AUSTIN (NEXSTAR) — Long-term care facilities are still facing a staffing crisis amidst this holiday season, and likely will continue for months to come.
A report from Texas Health and Human Services shows since 2022, at least 60 nursing facilities in the state — 2% — have permanently closed. The effects of the pandemic, inflation, staff burnout, and low Medicaid reimbursement rates are among the reasons facilities have had to close their doors.
“I would say easily, the staffing and the workforce crisis that we’re dealing with… is easily the most significant challenge that I’ve seen. Since I’ve been involved in this profession,” Kevin Warren, president and CEO of Texas Healthcare Association, said.
The staffing crisis has affected many communities across Texas, with rural communities specifically facing much of the blow. Two-thirds of the permanent closures since 2018 happened in rural areas.
Warren said the low staffing, combined with closing facilities, can lead to dire situations. He used the example of when an elderly Texan is discharged from the hospital and needs 24/7 care, but the local facility that they normally refer to has no staff to take another resident.
At best, he said families experience longer waits for a bed or drive 20-30 miles for care in another community. But for Texans in areas without facilities, it can mean some are stuck without the care they need to get through their last years with dignity.
“People are living longer and staying at home longer. By the time they get to long-term care facilities, they’re sicker. They require a higher level of care,” Warren said. “And so we have to make sure that we’ve got enough staff — with the training, with the skill set — to be able to care for them.”
Bryan Bankhead is the administrative director at Focused Care at Stonebriar, a long-term care facility in Austin. Even in a metropolitan city, he also has several important staff vacancies that he’s having trouble filling. The understaffed facility, however, is a problem he says existed long before the COVID-19 pandemic.
“We’ve always had trouble with staff, even before the pandemic, just now it’s harder to obtain the staff, because they’re just not there,” he said. “We’re able to get it staffed. But again, people are picking up extra shifts.”
As a way to prevent burnout, his facility offers flex scheduling to help ensure nurses have a better work-life balance.
But still, Warren said having an understaffed nursing home can lead to a host of problems when employees are working overtime and double shifts just to keep the facility running.
“They want to make sure that they’re not tired and they don’t make mistakes, simply because they’re trying to do everything…it’s so important that we find ways and find solutions to bring more staff into the facility” Warren said.
Other short-term solutions many facilities are forced to rely on include temporary travel nurses. But Warren said hiring traveling nurses can disrupt the continuity of care for patients with diseases like Alzheimer’s who often need consistency for stabilization; not to mention create rifts with permanent staff, as agencies pay travel nurses at least 50% more per hour than for full-time staff.

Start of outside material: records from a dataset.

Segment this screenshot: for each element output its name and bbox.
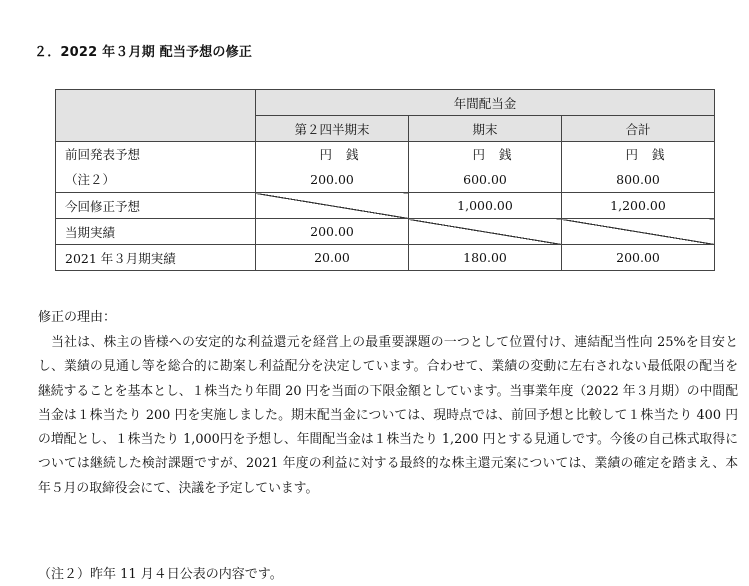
column-header-q2-end: 第２四半期末	[256, 116, 409, 142]
column-header-year-end: 期末	[409, 116, 562, 142]
cell-year-end: 円銭 600.00	[409, 142, 562, 193]
table-row-previous-forecast	[56, 142, 715, 193]
cell-q2-not-applicable	[256, 193, 409, 219]
table-row-revised-forecast	[56, 193, 715, 219]
cell-q2: 円銭 200.00	[256, 142, 409, 193]
cell-q2: 20.00	[256, 245, 409, 271]
row-label: 今回修正予想	[56, 193, 256, 219]
column-header-total: 合計	[562, 116, 715, 142]
reason-paragraph: 当社は、株主の皆様への安定的な利益還元を経営上の最重要課題の一つとして位置付け、連結配当性向 25%を目安とし、業績の見通し等を総合的に勘案し利益配分を決定しています。合わせて、業績の変動に左右されない最低限の配当を継続することを基本とし、１株当たり年間 20 円を当面の下限金額としています。当事業年度（2022 年３月期）の中間配当金は１株当たり 200 円を実施しました。期末配当金については、現時点では、前回予想と比較して１株当たり 400 円の増配とし、１株当たり 1,000円を予想し、年間配当金は１株当たり 1,200 円とする見通しです。今後の自己株式取得については継続した検討課題ですが、2021 年度の利益に対する最終的な株主還元案については、業績の確定を踏まえ、本年５月の取締役会にて、決議を予定しています。	[38, 335, 738, 496]
footnote: （注２）昨年 11 月４日公表の内容です。	[38, 567, 283, 582]
cell-year-end: 180.00	[409, 245, 562, 271]
group-header-annual-dividend: 年間配当金	[256, 90, 715, 116]
cell-total-not-applicable	[562, 219, 715, 245]
dividend-forecast-table	[55, 89, 715, 271]
cell-total: 円銭 800.00	[562, 142, 715, 193]
cell-total: 1,200.00	[562, 193, 715, 219]
cell-total: 200.00	[562, 245, 715, 271]
row-label: 前回発表予想 （注２）	[56, 142, 256, 193]
section-heading: ２．2022 年３月期 配当予想の修正	[34, 45, 253, 60]
table-row-current-results	[56, 219, 715, 245]
cell-q2: 200.00	[256, 219, 409, 245]
reason-title: 修正の理由：	[38, 310, 117, 325]
row-label: 当期実績	[56, 219, 256, 245]
table-corner-cell	[56, 90, 256, 142]
cell-year-end: 1,000.00	[409, 193, 562, 219]
table-row-prior-year-results	[56, 245, 715, 271]
cell-year-end-not-applicable	[409, 219, 562, 245]
row-label: 2021 年３月期実績	[56, 245, 256, 271]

The Texas Demographic Center predicts Texas’ aging population — those 65 and older — will reach nearly 6 million by the year 2030, which is a 115% change from its elderly population in 2010. It’s just one reason why advocates say, these ongoing staffing shortages need to be addressed so that Texans will be able to get the care they need as they age.
Warren and Bankhead said the big picture solutions start with addressing funding long-term care facilities receive, specifically Medicaid reimbursement rates in Texas.

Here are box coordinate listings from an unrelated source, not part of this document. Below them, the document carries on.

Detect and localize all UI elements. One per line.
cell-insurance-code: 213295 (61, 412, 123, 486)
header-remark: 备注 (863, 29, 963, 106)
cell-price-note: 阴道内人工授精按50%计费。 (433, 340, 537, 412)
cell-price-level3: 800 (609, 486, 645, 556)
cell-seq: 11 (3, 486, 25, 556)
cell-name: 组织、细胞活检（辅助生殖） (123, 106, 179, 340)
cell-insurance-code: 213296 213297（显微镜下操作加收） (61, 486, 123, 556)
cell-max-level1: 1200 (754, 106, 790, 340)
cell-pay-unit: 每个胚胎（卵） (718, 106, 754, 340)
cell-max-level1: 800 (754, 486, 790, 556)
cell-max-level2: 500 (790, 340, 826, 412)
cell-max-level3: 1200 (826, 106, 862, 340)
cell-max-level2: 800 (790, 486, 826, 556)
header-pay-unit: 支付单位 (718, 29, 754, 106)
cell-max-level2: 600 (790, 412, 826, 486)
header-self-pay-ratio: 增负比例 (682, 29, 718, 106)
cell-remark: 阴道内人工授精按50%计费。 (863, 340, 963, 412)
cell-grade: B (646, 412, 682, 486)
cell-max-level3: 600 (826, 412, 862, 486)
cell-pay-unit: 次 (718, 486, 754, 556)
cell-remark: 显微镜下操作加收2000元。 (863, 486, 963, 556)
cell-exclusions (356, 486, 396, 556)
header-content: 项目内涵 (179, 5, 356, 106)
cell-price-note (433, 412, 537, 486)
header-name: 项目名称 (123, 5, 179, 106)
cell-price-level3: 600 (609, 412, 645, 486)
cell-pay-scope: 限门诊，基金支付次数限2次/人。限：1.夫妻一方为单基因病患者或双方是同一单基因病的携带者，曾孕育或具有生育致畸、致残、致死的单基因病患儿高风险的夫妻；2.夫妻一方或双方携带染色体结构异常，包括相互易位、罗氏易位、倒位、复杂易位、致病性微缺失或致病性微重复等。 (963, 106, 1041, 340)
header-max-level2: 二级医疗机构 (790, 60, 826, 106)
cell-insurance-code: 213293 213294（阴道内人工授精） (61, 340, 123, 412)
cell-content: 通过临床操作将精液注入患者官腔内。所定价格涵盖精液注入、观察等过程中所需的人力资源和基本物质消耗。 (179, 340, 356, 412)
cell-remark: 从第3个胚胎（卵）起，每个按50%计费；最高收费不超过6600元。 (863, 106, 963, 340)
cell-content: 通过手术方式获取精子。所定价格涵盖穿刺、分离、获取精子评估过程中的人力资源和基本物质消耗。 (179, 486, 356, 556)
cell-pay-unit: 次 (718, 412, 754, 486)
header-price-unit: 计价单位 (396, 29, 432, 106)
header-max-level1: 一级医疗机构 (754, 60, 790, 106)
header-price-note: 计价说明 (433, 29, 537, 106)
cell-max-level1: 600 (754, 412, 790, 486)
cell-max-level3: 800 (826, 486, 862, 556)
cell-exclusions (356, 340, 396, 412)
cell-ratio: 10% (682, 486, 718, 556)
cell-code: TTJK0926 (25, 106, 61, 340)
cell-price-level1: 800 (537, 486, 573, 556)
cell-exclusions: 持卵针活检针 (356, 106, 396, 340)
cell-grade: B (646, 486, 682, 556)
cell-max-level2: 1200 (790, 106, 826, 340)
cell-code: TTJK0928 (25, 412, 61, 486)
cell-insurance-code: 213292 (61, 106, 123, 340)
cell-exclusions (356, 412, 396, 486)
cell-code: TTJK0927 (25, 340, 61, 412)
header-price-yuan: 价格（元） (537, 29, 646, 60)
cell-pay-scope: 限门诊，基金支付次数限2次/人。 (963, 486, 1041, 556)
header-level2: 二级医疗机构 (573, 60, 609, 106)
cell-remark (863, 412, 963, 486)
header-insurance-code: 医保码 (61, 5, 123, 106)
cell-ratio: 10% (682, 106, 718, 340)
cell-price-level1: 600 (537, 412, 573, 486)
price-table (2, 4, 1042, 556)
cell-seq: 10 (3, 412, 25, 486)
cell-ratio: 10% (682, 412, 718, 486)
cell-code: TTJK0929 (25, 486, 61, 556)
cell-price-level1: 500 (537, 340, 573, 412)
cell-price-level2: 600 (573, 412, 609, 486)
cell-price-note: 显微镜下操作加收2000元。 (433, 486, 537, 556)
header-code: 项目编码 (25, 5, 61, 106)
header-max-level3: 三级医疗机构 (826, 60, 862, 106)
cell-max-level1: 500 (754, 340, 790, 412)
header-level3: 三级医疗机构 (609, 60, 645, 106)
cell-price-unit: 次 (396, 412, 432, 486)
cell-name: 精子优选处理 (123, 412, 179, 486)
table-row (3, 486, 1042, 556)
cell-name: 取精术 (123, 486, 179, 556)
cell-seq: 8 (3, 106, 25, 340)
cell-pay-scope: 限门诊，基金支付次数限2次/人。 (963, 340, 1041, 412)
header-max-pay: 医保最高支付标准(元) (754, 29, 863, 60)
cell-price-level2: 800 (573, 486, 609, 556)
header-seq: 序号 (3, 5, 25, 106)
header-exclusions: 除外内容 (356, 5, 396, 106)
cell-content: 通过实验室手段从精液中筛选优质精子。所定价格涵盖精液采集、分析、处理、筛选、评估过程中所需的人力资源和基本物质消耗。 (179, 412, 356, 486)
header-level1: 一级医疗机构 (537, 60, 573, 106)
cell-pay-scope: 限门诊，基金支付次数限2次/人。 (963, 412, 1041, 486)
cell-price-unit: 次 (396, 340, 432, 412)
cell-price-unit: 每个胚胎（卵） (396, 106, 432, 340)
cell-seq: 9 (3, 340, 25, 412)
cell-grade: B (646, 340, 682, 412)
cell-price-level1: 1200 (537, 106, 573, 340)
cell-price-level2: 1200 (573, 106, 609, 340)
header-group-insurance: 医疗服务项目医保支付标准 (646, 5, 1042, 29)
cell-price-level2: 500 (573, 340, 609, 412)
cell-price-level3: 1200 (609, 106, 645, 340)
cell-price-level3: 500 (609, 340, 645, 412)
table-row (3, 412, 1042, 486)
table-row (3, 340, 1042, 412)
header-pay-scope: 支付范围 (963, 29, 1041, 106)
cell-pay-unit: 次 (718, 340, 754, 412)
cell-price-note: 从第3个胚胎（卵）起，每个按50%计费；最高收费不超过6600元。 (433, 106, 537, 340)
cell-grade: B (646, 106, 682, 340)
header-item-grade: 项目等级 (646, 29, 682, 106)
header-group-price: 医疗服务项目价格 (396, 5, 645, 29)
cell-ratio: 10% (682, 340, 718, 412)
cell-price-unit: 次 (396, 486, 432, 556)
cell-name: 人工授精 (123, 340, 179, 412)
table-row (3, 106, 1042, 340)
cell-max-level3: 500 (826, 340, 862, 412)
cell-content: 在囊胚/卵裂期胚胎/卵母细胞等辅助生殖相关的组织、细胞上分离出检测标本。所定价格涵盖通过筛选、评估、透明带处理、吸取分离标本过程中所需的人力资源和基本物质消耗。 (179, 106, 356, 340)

“What we really need is better reimbursement for our nurses and staff all around. It’s not just a nurse shortage. It’s a staffing shortage with all physicians. We need better reimbursements to be able to compensate them and make the field more attractive,” Bankhead said. “It has to come from the state.”
As for tackling long-term solutions, Warren said addressing the workforce shortages will need to start from the ground up. He wants to see legislation that creates more opportunities with nursing schools and practicing nurses to incentivize them to work at long-term care facilities.
“We’ve been working with lawmakers on this. They’ve been trying to help us along the way with other inroads. We’ve got to have long-term, predictable, and increased reimbursement rates to address… the long-term workforce shortage.”